Having woven itself tightly into the national metal scene with an an intensely aggressive sound complemented by the alternating roars and purrs of front woman Alexis Brown, Tennessee’s Straight Line Stitch continues to lacerate listeners with a rigorous tour schedule in support of last year’s The Fight of our Lives. And with a steady stream of dates through July followed by another round of dates in late August, SLS doesn’t plan on letting up anytime soon. Having already begun writing for the next album, Brown takes a moment amidst her hectic schedule to chat briefly with Wrestling with Pop Culture about what the band has planned for the rest of the year.
It looks like you’ll be touring all summer, with a short break in July before hitting the road again in August. Are you touring with other bands or just doing your own thing?
We’ve been on the road since April 24 and we’re touring through July 9. We pick up with a band called Blameshift June 5. But we’ve been out by ourselves and we pick up with a band and do some shows, then we just continue out by ourselves.
You’re being joined on this tour by former Darkest Hour guitarist Kris Norris, who also played with Straight Line Stitch briefly a couple of years ago. Is he officially in the band or just filling in for this tour?
Yes, Kris has been out with us and has been helping out with the tour. Then we have Andrew Mikhail, who used to be in a band called Oceano, picking up the rest of the dates with us starting June 5.
You’re still touring behind 2011′s The Fight of Our Lives, which has been the band’s most successful album in many ways. When can we expect a new album from Straight Line Stitch?
Right now we’re writing on the road like we always do, and just recording ideas. When we get off the road, we’ll probably take three weeks off before we start working on songs and stuff. We hope to be in the studio by the end of the year.
What can you tell me about the new songs thus far? How do they compare to The Fight of our Lives?
I feel like we’ve definitely matured in our writing. With this album and our previous album, I think it was more hands on. The band did most of the pre-production stuff and it was more so our album. We had more of a say in what was going on and what we wanted to do, whereas when we did our first album it was like people were holding our hands and telling us what to do and how we should do it. I just felt like The Fight of Our Lives was more us taking a stand as a band.
How has that experience carried over to the stuff you’re working on now?
With the new stuff we’re going to experiment, which I’m excited about. We’re just going to let it develop itself and see where it takes us. Now we have new members in the mix, so that’s definitely going to change our sound a little bit. But we’re pretty much just going to see what happens with the new members, as far as changes to our writing process.
You’re known for your intensity, both on the albums and at live shows. How have these shows been going and how would you say they compare to what you’ve done on previous tours?
It’s always a priority to have energy and make sure the fans get what they pay for. The goal is still the same and we’re just trying to keep busier than before. And the tour’s been going really well.
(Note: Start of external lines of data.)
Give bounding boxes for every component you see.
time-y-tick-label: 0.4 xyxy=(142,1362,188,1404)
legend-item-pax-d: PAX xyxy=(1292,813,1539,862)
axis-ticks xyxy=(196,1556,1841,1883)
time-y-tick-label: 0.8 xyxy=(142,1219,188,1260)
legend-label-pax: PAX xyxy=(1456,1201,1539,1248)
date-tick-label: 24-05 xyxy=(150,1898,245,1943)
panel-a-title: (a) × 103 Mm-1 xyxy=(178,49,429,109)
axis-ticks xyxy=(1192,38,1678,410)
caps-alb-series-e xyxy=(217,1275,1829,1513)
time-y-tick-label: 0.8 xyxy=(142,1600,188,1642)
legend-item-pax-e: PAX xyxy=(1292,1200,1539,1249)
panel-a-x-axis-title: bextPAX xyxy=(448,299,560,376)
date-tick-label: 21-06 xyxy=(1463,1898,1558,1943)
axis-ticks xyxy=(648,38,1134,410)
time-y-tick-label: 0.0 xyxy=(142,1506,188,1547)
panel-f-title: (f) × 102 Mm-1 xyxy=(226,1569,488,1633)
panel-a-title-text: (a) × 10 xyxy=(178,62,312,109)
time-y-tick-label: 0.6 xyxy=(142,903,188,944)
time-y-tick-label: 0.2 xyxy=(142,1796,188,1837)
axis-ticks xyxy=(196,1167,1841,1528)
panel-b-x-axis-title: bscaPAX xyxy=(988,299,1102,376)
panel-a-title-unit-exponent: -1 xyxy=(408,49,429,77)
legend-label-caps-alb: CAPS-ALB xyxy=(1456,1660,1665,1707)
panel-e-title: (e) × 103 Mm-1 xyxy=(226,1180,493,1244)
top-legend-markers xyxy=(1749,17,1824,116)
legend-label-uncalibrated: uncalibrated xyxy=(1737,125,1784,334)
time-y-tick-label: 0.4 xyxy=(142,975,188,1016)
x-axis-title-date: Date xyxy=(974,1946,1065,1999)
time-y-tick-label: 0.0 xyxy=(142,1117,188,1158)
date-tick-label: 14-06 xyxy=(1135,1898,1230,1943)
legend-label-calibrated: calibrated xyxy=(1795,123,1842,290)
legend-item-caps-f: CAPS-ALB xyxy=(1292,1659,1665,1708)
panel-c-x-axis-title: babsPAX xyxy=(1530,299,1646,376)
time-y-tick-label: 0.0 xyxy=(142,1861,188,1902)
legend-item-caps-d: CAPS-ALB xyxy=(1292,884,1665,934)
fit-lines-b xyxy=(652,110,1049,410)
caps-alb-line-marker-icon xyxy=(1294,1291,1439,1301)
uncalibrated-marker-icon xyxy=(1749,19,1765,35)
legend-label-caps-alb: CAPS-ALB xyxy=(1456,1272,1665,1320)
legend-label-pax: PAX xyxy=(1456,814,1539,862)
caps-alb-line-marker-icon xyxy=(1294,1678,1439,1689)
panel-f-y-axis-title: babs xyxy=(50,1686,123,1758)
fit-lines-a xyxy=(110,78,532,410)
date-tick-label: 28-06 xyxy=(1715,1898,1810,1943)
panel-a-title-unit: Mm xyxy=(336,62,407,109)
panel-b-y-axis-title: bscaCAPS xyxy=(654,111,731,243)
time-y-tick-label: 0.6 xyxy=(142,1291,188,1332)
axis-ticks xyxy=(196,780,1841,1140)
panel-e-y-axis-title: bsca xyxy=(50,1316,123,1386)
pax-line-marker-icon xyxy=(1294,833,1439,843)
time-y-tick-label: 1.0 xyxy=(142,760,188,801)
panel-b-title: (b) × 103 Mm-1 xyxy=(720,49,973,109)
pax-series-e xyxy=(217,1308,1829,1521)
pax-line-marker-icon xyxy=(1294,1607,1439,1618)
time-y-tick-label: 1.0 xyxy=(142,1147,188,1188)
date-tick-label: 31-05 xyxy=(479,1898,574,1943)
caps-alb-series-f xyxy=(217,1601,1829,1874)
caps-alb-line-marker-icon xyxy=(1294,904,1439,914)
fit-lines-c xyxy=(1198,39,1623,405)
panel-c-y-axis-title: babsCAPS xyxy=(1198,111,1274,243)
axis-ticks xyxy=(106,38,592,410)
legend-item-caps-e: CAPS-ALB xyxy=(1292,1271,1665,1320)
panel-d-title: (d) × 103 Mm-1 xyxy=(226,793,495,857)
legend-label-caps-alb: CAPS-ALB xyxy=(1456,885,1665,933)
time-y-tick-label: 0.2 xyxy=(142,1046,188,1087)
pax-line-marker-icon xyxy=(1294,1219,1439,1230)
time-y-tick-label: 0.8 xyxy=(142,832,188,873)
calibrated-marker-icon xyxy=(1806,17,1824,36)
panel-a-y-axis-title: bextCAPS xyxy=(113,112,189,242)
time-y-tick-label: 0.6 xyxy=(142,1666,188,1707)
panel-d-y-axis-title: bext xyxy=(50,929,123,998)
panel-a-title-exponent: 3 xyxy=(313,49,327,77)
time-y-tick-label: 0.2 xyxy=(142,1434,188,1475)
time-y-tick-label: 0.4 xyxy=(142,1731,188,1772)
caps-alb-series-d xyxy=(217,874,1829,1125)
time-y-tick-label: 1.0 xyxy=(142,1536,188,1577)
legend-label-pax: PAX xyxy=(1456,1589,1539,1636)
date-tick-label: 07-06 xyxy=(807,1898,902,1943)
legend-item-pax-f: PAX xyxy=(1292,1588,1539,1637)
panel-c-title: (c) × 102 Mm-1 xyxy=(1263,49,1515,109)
It seems as if female-fronted metal bands and bands with female members are becoming more and more common. You’ve been doing it for a few years, but why do you think there’s been a bit of an emergence of more female metal singers and bands?
I think it’s just been really popular, especially with people making such a big deal about it. People are actually starting to pay attention. With us, we just want to make music. It’s not about being a female fronting a band. We just want to make this music and tour. It doesn’t matter what gender you are, we just want to go out and make the music.